En 2024, presque le 7% des nouveau-nés en Italie, ils ont acquis le double nom de famille de leurs parents, un chiffre qui a presque triplé depuis 2020. Le dernier rapport nous le dit Istat sur Taux de natalité et fécondité de la population résidente – année 2024, où il est rapporté que la part des naissances avec un double nom a atteint presque 7% du total, en hausse de plus de quatre points de pourcentage par rapport à 2020 où il s’était arrêté à 2 %.
Pendant des siècles, en Italie, il n’y avait qu’une seule règle : le nom du père. Un automatisme ancré non seulement dans la culture mais aussi dans le droit jusqu’en 2016, lorsque la Cour constitutionnelle a jugé que l’attribution automatique du seul nom paternel était « discriminatoire et préjudiciable à l’identité de l’enfant ». Depuis, les parents peuvent choisir : le nom du père, le nom de la mère ou les deux, dans l’ordre de leur choix. En 2024, près de sept enfants sur cent nés en Italie portent un double nom de famille, celui de leur père et celui de leur mère. Ce choix n’est cependant pas homogène sur l’ensemble du territoire.
Les données Istat nous indiquent que le choix de double nom de famille a maintenant passé le8% des données en Italie du Nord et du Centre tandis que le Midi s’arrête à 6%. Cette différence reflète également la diversité culturelle et sociale du pays.
Ceux nés de couples mixtes ou avec au moins un parent étranger ils sont par exemple beaucoup plus susceptibles de recevoir un double nom de famille. En particulier, la probabilité la plus élevée concerne les enfants nés d’une mère italienne et d’un père étranger. Mais là aussi, le tableau est varié : parmi les couples étrangers et mixtes, ceux d’origine latine (Espagne, Portugal, Amérique centrale et du Sud), presque 9 sur 10 choisissent un double nom de famille. En fait, dans de nombreux États hispanophones et lusophones, le double nom de famille est la règle et non l’exception. Une habitude que ces parents apportent avec eux même lorsqu’ils s’installent en Italie, contribuant ainsi à la diffusion de la pratique.
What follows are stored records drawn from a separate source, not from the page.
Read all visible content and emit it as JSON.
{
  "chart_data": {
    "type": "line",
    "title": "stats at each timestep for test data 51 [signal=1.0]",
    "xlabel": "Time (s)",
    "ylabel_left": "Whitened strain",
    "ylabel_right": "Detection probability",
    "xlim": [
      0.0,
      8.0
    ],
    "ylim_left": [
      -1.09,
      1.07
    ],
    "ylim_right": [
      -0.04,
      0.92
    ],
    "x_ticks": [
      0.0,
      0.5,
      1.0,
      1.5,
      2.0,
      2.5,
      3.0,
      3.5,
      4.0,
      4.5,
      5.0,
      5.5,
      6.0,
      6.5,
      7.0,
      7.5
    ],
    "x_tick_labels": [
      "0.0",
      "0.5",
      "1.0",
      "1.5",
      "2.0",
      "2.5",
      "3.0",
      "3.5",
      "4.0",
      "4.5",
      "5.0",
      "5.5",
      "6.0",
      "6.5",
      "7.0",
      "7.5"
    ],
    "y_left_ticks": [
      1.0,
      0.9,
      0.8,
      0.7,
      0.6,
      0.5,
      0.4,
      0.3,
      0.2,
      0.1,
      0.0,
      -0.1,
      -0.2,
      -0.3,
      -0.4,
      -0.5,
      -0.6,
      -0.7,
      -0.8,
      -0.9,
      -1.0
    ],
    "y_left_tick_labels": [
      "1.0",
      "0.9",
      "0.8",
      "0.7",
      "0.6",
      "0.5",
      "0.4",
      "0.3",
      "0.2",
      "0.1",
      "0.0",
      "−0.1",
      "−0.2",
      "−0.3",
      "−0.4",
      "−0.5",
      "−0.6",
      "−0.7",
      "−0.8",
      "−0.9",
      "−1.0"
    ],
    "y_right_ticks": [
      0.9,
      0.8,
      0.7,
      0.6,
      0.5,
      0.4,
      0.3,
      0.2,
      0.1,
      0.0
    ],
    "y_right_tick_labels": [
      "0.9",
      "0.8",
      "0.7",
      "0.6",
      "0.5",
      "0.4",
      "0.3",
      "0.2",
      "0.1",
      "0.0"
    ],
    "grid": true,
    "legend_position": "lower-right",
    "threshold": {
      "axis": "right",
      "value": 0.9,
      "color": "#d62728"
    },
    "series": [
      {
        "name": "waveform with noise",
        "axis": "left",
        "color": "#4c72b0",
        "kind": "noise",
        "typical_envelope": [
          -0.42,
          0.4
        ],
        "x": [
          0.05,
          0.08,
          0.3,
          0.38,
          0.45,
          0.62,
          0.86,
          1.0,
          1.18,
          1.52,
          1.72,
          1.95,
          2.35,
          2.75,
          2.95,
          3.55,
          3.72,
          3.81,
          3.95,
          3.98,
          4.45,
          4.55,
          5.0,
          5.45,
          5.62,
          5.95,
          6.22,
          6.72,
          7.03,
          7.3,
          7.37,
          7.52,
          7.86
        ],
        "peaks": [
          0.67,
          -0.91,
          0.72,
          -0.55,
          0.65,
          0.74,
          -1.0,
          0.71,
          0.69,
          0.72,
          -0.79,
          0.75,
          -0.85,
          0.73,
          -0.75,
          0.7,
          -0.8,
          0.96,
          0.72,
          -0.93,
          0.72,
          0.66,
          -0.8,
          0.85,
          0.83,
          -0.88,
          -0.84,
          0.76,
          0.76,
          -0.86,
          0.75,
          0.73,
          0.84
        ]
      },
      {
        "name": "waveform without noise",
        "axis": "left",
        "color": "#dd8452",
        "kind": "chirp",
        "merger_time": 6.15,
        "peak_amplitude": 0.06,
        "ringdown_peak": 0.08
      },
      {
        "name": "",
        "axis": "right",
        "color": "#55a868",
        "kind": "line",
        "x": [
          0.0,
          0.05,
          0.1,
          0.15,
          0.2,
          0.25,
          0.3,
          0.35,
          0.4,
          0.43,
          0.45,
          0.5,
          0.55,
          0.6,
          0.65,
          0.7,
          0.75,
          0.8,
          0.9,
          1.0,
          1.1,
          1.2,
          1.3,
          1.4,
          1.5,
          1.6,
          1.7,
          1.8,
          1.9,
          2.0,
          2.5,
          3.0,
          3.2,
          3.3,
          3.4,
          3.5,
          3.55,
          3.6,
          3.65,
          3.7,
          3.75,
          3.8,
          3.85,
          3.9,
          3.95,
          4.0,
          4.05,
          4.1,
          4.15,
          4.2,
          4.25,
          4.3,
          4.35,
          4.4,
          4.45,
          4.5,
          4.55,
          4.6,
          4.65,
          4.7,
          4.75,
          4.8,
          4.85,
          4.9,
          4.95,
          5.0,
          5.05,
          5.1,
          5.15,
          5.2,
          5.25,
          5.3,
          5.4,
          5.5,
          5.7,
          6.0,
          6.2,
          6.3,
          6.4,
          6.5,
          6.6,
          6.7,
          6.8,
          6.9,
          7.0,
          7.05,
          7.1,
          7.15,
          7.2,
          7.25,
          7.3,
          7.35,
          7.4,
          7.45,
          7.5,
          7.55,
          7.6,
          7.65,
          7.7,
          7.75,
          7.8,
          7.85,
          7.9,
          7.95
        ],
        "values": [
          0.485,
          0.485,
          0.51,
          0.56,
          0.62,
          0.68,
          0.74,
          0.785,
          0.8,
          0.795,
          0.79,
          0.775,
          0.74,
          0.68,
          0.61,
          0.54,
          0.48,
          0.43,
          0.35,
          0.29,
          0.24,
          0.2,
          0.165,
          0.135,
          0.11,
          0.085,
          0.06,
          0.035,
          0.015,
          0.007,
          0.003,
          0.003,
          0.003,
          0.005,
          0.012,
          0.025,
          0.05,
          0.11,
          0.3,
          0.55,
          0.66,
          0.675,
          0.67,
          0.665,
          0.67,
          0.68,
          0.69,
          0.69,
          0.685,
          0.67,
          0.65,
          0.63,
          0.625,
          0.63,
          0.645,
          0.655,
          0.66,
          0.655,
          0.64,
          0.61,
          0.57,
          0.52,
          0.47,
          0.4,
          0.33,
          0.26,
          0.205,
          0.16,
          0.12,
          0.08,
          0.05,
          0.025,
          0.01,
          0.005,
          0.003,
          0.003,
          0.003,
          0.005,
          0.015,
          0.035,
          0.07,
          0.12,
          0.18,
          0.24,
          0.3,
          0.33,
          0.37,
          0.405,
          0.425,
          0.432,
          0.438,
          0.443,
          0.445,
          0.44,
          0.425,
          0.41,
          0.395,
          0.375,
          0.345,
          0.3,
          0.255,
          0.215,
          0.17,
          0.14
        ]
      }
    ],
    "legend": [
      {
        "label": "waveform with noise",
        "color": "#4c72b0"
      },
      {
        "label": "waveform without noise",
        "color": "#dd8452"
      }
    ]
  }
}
Ensuite, il y a un autre fait intéressant : le double nom de famille représente beaucoup plus fréquent chez les premiers-nés. En 2024, il s’agit 9,2% des premiers enfantscontre 4,7 % du deuxième et seulement 3 % du troisième ou plus. Cette différence est probablement due au fait que ceux qui deviennent parents pour la première fois ont la possibilité de faire un choix uniforme pour tous leurs enfants. Ceux qui ont déjà d’autres enfants, nés avant la condamnation ou alors que la pratique n’était pas encore répandue, peuvent avoir davantage tendance à maintenir la cohérence familiale du même nom pour tous.
Un autre élément qui ressort des données est la différence entre les couples mariés et non mariés. En 2024, seul le 5,3% des enfants de couples mariés reçoit le double nom de famille. Entre couples pas mariécependant, la part s’élève à8,5%. Les couples qui choisissent de ne pas se marier sont souvent aussi ceux qui sont les plus susceptibles de remettre en question les modèles traditionnels, non seulement dans la forme juridique de la relation, mais aussi dans les symboles familiaux.
Quel que soit le contexte d’origine, décider d’attribuer un double nom est un choix qui va également changer l’approche du patronyme des prochaines générations. La législation prévoit en effet que les parents peuvent choisir lequel de leurs noms de famille transmettre, un seul pour chacun, pour éviter un effet de « nom de famille infini ».